Northern Territory Police release unseen photos of Peter Falconio case on 25th anniversary, killer's silence still denies closure
Australian police have released a cache of previously unseen photographs from the 2001 murder of British backpacker Peter Falconio, hoping the images will jog memories on the crime's 25th anniversary. The killer, Bradley John Murdoch, died in jail last year without ever revealing where he left the body.
25 years without a body
Peter Falconio, a 28-year-old from Huddersfield, was shot on 14 July 2001 while travelling with his girlfriend Joanne Lees along the Stuart Highway near Barrow Creek, roughly 186 miles north of Alice Springs. The attack happened on a remote stretch of road in the Northern Territory outback. Lees managed to escape, hiding in scrubland for several hours before she was able to wave down a truck driven by two men. Her escape and subsequent witness testimony became central to one of Australia's most closely watched criminal trials. Falconio's body was never found.
What the new photographs show
On the 25th anniversary of the murder, Northern Territory Police reopened evidence boxes and released a series of previously unseen photographs. One shows a stunned-looking Lees in the hours after the attack, her wrists marked from where they had been bound with cable ties. Another is a full-length image of Bradley John Murdoch, who was convicted of the murder in 2005, staring straight at the police camera. Crime scene photographs also capture the orange Kombi van the couple had been travelling in and evidence markers on the highway beside a dark red stain on the bitumen.

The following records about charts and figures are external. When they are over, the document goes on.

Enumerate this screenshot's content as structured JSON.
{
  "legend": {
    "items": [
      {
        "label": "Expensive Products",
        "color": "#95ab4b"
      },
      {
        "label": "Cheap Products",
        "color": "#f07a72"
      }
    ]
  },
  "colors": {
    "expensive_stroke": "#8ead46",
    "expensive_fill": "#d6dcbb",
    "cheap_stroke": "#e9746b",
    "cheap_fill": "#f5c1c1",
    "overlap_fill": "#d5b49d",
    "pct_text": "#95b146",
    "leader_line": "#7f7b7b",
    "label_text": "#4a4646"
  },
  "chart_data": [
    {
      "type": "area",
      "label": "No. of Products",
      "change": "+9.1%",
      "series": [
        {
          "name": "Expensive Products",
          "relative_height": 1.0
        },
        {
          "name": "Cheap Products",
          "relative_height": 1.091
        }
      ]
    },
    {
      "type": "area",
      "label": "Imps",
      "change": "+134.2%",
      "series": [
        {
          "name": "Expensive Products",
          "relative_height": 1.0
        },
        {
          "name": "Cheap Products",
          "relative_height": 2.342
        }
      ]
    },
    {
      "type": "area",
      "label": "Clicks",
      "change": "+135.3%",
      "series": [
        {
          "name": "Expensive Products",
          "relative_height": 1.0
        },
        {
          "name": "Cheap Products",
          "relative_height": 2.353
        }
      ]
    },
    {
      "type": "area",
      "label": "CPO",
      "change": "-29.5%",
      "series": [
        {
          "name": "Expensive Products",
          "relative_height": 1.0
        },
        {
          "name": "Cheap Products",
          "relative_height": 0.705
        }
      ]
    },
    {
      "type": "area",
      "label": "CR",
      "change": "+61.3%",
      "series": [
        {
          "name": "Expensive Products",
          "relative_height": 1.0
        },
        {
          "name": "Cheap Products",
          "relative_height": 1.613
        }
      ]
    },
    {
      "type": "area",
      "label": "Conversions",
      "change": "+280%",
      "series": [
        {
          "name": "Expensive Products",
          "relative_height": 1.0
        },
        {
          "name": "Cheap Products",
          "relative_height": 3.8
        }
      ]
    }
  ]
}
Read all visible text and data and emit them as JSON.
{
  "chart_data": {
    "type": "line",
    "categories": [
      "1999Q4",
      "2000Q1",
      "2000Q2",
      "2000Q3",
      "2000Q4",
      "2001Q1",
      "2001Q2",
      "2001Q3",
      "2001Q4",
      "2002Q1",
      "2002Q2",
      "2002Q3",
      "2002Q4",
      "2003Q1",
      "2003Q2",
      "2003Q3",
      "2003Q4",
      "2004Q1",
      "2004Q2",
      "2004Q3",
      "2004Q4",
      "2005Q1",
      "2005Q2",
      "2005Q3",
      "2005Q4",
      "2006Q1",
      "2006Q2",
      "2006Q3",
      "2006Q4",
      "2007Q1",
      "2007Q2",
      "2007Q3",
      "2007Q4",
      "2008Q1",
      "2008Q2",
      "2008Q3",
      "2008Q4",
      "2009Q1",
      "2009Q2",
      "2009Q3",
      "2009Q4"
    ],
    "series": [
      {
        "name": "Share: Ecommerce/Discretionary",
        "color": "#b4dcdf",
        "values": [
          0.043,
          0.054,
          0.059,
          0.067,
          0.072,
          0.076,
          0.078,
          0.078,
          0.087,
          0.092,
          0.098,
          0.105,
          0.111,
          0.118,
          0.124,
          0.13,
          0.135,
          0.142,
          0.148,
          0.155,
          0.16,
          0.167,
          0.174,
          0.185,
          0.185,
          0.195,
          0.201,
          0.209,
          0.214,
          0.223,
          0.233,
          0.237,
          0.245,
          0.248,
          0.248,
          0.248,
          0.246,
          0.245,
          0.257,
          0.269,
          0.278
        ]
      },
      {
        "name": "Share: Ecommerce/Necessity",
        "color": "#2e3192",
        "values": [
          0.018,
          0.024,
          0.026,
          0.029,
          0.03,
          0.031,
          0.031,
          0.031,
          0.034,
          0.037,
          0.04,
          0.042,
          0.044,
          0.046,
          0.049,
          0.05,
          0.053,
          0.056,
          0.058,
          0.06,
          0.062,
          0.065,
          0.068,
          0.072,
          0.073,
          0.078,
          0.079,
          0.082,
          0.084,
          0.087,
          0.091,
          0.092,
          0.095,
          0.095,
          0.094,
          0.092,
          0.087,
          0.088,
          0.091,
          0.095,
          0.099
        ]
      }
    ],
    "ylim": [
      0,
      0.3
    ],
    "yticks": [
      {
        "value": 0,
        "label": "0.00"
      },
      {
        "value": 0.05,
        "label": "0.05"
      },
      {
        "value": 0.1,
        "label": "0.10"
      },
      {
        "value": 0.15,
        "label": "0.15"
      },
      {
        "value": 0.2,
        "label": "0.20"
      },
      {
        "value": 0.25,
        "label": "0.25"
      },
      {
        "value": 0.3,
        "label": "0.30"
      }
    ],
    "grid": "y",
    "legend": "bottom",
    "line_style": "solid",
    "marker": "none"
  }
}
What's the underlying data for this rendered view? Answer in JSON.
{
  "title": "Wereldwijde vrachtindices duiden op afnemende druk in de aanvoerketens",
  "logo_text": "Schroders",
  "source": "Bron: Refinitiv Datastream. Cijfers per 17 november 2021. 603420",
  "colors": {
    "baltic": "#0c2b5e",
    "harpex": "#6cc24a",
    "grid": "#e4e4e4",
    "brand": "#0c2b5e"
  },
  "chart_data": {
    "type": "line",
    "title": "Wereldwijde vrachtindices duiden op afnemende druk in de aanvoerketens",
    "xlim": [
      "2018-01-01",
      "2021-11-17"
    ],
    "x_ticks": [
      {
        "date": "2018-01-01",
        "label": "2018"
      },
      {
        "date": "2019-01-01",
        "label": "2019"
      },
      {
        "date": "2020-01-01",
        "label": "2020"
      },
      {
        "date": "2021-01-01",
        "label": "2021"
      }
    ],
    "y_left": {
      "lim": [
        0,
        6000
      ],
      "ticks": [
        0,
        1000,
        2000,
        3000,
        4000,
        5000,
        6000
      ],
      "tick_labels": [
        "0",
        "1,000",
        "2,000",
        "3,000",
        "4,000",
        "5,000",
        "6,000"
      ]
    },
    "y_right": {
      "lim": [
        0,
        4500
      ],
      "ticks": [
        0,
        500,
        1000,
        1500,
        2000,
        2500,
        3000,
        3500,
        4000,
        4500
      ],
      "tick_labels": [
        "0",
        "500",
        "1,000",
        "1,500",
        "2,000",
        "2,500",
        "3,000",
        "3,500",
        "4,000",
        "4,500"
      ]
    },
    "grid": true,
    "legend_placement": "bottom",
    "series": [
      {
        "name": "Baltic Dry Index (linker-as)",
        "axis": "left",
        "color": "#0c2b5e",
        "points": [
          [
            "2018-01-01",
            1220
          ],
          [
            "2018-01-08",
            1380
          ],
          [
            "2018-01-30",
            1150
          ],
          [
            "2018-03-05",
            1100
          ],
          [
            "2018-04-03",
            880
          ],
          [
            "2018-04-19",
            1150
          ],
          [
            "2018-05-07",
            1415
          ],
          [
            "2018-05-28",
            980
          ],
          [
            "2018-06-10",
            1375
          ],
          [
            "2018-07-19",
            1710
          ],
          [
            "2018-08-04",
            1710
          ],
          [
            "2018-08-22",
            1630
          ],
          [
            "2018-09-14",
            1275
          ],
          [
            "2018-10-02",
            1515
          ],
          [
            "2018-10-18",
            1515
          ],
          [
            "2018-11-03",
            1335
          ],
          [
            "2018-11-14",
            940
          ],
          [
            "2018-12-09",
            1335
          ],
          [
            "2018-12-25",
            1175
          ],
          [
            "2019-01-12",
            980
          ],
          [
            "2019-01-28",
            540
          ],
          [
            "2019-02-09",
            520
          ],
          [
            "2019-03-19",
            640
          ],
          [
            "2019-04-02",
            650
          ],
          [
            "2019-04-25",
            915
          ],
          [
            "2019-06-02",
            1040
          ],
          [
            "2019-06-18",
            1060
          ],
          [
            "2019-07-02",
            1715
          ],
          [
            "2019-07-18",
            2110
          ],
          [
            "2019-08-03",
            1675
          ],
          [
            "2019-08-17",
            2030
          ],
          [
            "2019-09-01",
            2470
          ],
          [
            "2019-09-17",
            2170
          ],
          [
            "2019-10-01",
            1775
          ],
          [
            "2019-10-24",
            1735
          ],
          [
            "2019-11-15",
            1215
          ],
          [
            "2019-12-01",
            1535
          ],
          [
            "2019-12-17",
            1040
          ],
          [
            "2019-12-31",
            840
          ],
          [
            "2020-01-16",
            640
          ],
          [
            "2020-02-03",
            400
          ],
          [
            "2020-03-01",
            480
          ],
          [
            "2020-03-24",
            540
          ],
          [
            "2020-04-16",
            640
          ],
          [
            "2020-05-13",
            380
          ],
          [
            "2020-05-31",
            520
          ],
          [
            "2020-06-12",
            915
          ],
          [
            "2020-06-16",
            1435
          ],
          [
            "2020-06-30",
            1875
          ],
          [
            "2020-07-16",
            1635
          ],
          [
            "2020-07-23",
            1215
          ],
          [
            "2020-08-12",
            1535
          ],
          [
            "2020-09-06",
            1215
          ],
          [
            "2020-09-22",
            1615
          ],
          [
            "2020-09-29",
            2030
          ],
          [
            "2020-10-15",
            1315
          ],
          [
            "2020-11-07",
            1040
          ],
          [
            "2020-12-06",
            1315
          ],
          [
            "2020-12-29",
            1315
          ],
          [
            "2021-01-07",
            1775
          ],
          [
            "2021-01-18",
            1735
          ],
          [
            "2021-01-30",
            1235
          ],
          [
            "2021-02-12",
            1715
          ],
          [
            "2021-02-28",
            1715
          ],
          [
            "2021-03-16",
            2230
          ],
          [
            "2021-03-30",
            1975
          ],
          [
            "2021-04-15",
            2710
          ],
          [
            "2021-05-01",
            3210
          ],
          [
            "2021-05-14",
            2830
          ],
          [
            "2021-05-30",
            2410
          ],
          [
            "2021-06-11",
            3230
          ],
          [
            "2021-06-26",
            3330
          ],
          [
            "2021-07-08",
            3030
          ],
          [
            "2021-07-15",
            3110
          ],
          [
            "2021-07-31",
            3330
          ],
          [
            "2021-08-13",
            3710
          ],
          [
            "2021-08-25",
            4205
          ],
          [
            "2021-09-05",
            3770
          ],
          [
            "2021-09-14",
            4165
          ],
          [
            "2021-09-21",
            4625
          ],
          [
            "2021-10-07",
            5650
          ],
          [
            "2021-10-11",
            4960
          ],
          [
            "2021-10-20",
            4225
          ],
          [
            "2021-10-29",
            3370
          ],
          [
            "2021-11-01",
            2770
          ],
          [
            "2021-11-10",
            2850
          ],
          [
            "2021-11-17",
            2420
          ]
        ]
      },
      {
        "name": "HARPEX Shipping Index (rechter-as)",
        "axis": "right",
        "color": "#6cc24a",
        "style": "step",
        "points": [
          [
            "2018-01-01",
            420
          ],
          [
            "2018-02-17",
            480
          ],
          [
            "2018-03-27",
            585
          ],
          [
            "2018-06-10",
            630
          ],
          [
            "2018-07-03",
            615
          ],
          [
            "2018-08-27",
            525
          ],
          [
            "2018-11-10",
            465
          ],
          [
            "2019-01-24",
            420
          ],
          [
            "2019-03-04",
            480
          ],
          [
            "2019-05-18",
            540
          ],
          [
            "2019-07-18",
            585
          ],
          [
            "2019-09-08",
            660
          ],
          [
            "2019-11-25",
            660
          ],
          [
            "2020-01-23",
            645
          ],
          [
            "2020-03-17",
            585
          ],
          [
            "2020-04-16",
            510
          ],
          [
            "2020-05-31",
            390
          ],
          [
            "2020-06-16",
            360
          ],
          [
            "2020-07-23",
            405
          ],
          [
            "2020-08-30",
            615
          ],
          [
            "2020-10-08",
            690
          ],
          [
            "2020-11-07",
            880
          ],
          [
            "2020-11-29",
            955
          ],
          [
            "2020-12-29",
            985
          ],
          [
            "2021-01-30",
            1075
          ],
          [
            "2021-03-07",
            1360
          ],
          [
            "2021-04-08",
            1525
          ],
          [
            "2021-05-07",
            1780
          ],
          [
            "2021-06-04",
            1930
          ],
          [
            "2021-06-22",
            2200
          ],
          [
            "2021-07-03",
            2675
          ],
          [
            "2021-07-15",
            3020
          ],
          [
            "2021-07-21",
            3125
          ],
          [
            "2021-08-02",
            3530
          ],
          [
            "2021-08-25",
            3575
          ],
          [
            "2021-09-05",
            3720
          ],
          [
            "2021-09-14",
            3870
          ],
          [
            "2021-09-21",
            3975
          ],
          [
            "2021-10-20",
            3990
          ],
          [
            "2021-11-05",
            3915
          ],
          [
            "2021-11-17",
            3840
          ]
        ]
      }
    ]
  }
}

- Peter Falconio is shot on the Stuart Highway near Barrow Creek; Joanne Lees escapes and hides in scrubland before flagging down a truck.
- Bradley John Murdoch is found guilty of Falconio's murder and sentenced to life in prison.
- Murdoch dies of throat cancer in jail aged 67, without revealing the location of Falconio's remains.
- Northern Territory Police release previously unseen photographs on the 25th anniversary, appealing for new information.
The killer's silence
Murdoch was convicted and sentenced to life in prison but never admitted involvement. He died of throat cancer on 15 July 2025, aged 67. In the months before his death, officers made a final effort to persuade him to disclose the burial site. Footage of that attempt was released, showing Murdoch denying any knowledge of Falconio's fate. NT Police commissioner Martin Dole called the silence an act of cowardice that has denied the family closure.
His cowardly silence has denied (Mr Falconio's) family, friends and loved ones the closure they deserve.
The ongoing investigation
The investigation remains open and will stay that way until Falconio's remains are found, Dole confirmed. A reward of $500,000 is still on offer for information leading directly to the discovery of the body. Police are asking anyone with even fragmentary recollections from the period to come forward, stressing that no detail is too small.
No piece of information is too small; what may seem insignificant could prove critical in helping investigators finally resolve this case.
A case that still resonates
The murder and Lees's narrow escape have remained a defining crime in Australian cultural memory. The images released this week are part of a broader effort to reinvigorate a case that has frustrated investigators and the Falconio family for a quarter of a century. With Murdoch dead and the location of the remains still unknown, the police are now relying entirely on public memory and the hope that the photographs might trigger a tip that has eluded them for 25 years.